[17. ágúst 2011]
Romain Charles, a 31-year-old engineer and quality manager at a firm in Saint-Malo, a coastal town in western France, is the only Frenchman selected by the European Space Agency (ESA) to join the international crew of six (three Russians, one Chinese and one colleague who is half Italian and half Colombian) taking part in the Mars 500 mission organised by the Russian Institute for Biomedical Problems (IBMP), working in conjunction with the ESA. The aim is to simulate a 520-day mission to the red planet, principally to study the consequences of confinement on the psychology and behaviour of the crew members but also any medical repercussions on the human body.
Supplies of fresh vegetables
The simulators have been designed to be as realistic as possible. The main part of the isolation facility is made up of three modules: a living space in which each crew member has a 3 sq m bedroom – except for the mission commander, who has 4.5 sq m – a kitchen, a games room and a control centre which would have been the envy of Captain Kirk and Mr Spock on the USS Enterprise. A 250 sq m module is used for storing food and water and includes two greenhouses for producing fresh vegetables and a gym to counter the effects of the lack of mobility resulting from the crew’s enforced confinement.

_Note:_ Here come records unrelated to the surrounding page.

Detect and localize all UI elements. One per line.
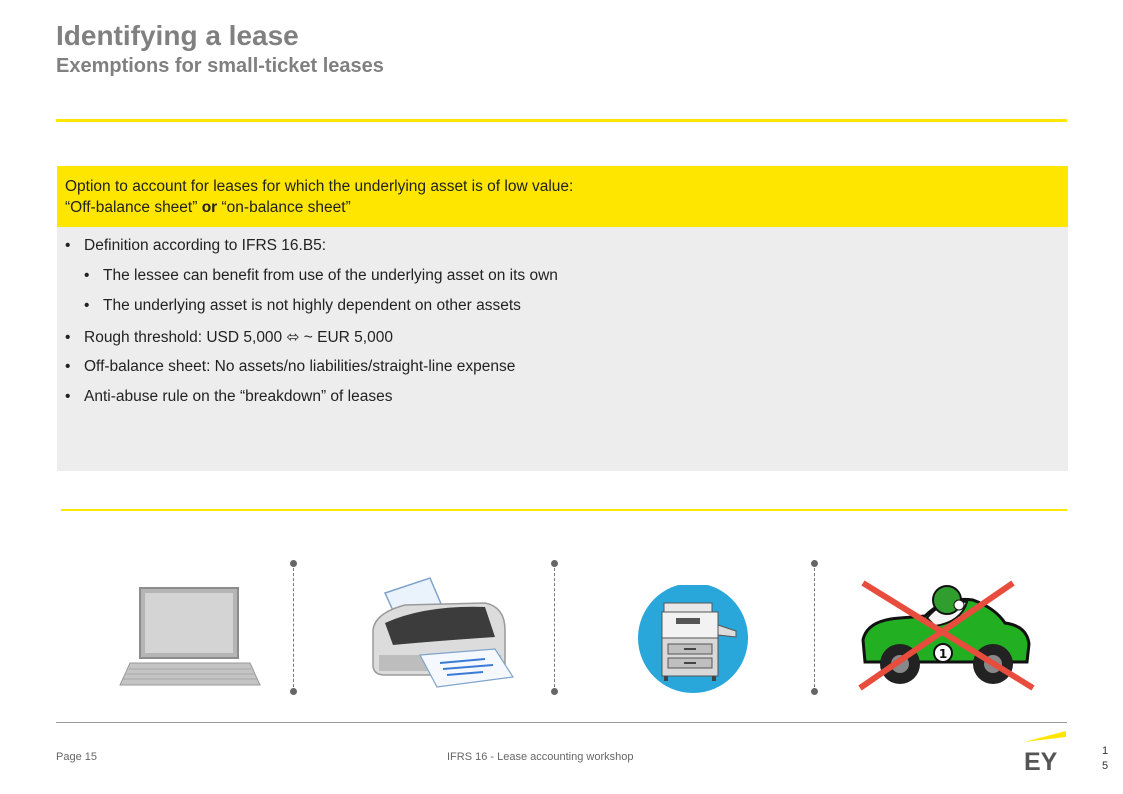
bullet-item: • The underlying asset is not highly dependent on other assets bbox=[84, 297, 521, 314]
page-subtitle: Exemptions for small-ticket leases bbox=[56, 55, 384, 77]
option-header-box bbox=[57, 166, 1068, 227]
printer-icon bbox=[365, 575, 515, 695]
copier-icon bbox=[636, 585, 752, 693]
separator bbox=[293, 563, 294, 692]
bullet-item: • Definition according to IFRS 16.B5: bbox=[65, 237, 327, 254]
bullet-item: • Anti-abuse rule on the “breakdown” of leases bbox=[65, 388, 393, 405]
footer-title: IFRS 16 - Lease accounting workshop bbox=[447, 751, 634, 763]
bullet-item: • Off-balance sheet: No assets/no liabilities/straight-line expense bbox=[65, 358, 516, 375]
option-or: or bbox=[201, 199, 218, 216]
page-label: Page 15 bbox=[56, 751, 97, 763]
laptop-icon bbox=[115, 585, 265, 690]
ey-logo bbox=[1022, 728, 1068, 774]
bullet-item: • The lessee can benefit from use of the underlying asset on its own bbox=[84, 267, 558, 284]
page-number: 1 5 bbox=[1101, 745, 1109, 772]
top-divider bbox=[56, 119, 1067, 122]
svg-text:EY: EY bbox=[1024, 748, 1058, 774]
separator bbox=[554, 563, 555, 692]
race-car-crossed-icon bbox=[855, 578, 1035, 693]
definition-box bbox=[57, 227, 1068, 471]
svg-text:1: 1 bbox=[938, 647, 948, 661]
bullet-item: • Rough threshold: USD 5,000 ⬄ ~ EUR 5,000 bbox=[65, 329, 393, 346]
option-line-1: Option to account for leases for which the underlying asset is of low value: bbox=[65, 178, 574, 195]
middle-divider bbox=[61, 509, 1067, 511]
page-title: Identifying a lease bbox=[56, 20, 299, 51]
separator bbox=[814, 563, 815, 692]
option-line-2: “Off-balance sheet” or “on-balance sheet” bbox=[65, 199, 351, 216]
footer-divider bbox=[56, 722, 1067, 723]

Another module is reserved for medical experiments. And finally, to recreate “life on Mars”, there is a 20 sq m module which opens out into an area of 100 sq m which simulates the Martian environment (-60°, no oxygen and a landscape of dunes), which was home to three of the crew members for a month in early February.
Once they had gathered up a collection of sand and rocks put there for the purpose, the “Marsonauts” took advantage of an unexpected comfort: two armchairs, ready and waiting for them at the far end of the landscape, to help take the weight of their space suits, which would be easier to bear on Mars, where gravity is a third that of the Earth!
Romain Charles was not one of the lucky crew members to take part in that simulation. As one of the team of three tasked with maintaining the main module and ensuring it continued to function correctly, he remained in virtual orbit, concentrating on his vital mission of ensuring a safe “return” under optimal conditions. Our representative in this dream of a Martian conquest nevertheless has high hopes of being selected for a real mission one day. “I wouldn’t hesitate for a moment,” he admits.
Everyone on board gets along pretty well. Although there have been a few disagreements, none has led to real argument, proving that the psychological tests preceding the selection of applicants were rigorously carried out. The enthusiasm the experiment has generated outside the scientific community comes as no surprise to Romain Charles, the reluctant star of this episode of a “space reality show” from which no-one is sent home in a blaze of publicity. The Mars 500 website has been deluged with questions. Ever-conscious of getting the details right, the organisers have even introduced a 20-minute delay to reflect the time it would actually take for a message to travel from Earth to Mars. And the same again for the response.
A Socratic adventure
The Mars 500 pioneers continue to accept their isolation patiently until their return to sunshine and fresh air in early November 2011. There is no shortage of work to do, and their leisure time is split between sport, reading and films to keep the atmosphere realistic. One of the movies on board is Stanley Kubrick’s 2001, A Space Odyssey, which Romain Charles had not previously seen in the light of his own experience: “When we watch this kind of film,” he writes in his on-board diary, “we are much more aware of every detail. I really sympathised with the solitude and monotony that the main characters were experiencing!” An internal adventure with Socratic overtones – “Know yourself” – involves s a journey in itself.
Will we go to Mars one day?
The Europeans and Americans are working on it. An initial timetable has been announced, with the setting up of embryonic living facilities scheduled to begin in 2028, ready to welcome their first human crew around 2031. Will the economic and financial crisis mark the end of this grandiose dream? CBS News recently published an opinion poll suggesting that 51% of people in the United States supported the plans (up three points compared with 2004 but down seven points on 1999). Champions of the project believe that the sample selected (994 respondents) makes this result unreliable.